Bosnian Muslims on Saturday marked 25 years since the Srebrenica massacre, the worst atrocity on European soil since World War II.
Organisers said the number of people attending the anniversary — usually in the tens of thousands — was less this year due to the pandemic.
Over 100,000 lives lost
On July 11, 1995, after capturing the ill-fated town, Serb forces killed more than 8,000 Muslim men and boys in Srebrenica in a few days.
The episode — labelled as genocide by two international courts — came at the end of a 1992-1995 war between Bosnia's Croats, Muslims and Serbs that claimed some 100,000 lives.
Fighting for truth
On Friday, the town's Serbian mayor Mladen Grujicic -- who was elected in 2016 after a campaign based on genocide denial -- said that "there is new evidence every day that denies the current presentation of everything that has happened".

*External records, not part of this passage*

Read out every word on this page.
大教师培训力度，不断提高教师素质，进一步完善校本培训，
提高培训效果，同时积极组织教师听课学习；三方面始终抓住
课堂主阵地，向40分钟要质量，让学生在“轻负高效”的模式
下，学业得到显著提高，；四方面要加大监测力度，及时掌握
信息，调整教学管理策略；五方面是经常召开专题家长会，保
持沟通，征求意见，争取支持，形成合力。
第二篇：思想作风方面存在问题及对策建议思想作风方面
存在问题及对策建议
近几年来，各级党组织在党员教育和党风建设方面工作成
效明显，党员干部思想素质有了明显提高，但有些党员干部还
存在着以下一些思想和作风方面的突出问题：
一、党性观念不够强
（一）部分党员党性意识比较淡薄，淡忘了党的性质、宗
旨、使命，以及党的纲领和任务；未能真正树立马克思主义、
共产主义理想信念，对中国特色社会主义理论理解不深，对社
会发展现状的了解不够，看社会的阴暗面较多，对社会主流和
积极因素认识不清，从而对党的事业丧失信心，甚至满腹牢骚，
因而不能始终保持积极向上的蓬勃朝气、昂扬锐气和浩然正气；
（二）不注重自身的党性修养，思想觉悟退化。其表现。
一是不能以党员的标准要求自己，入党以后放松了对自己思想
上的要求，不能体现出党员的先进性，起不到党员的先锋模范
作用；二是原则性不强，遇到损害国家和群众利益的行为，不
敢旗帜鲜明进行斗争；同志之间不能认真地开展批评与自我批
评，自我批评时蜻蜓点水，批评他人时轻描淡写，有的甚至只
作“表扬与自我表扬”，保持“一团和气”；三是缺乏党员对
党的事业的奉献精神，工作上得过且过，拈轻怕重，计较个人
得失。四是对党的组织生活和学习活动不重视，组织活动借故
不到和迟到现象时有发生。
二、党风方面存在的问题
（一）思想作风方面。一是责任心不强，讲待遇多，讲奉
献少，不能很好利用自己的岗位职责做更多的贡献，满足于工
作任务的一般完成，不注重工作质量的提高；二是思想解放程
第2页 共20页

However, Muslim member of Bosnia's joint presidency, Sefik Dzaferovic, said: "We will tirelessly insist on the truth, on justice and on the need to try all those who have committed this crime. We will fight against those who deny the genocide and glorify its perpetrators."
Rest in peace
On Saturday at 1100 GMT the remains of nine victims identified over the past year were laid to rest at the memorial cemetery in Potocari, a village just outside Srebrenica that served as the base for the UN protection force, FORPRONU, during the conflict.
People light candles forming the number 25 to mark the 25th anniversary of the Srebrenica massacre, in Pristina on July 11, 2020.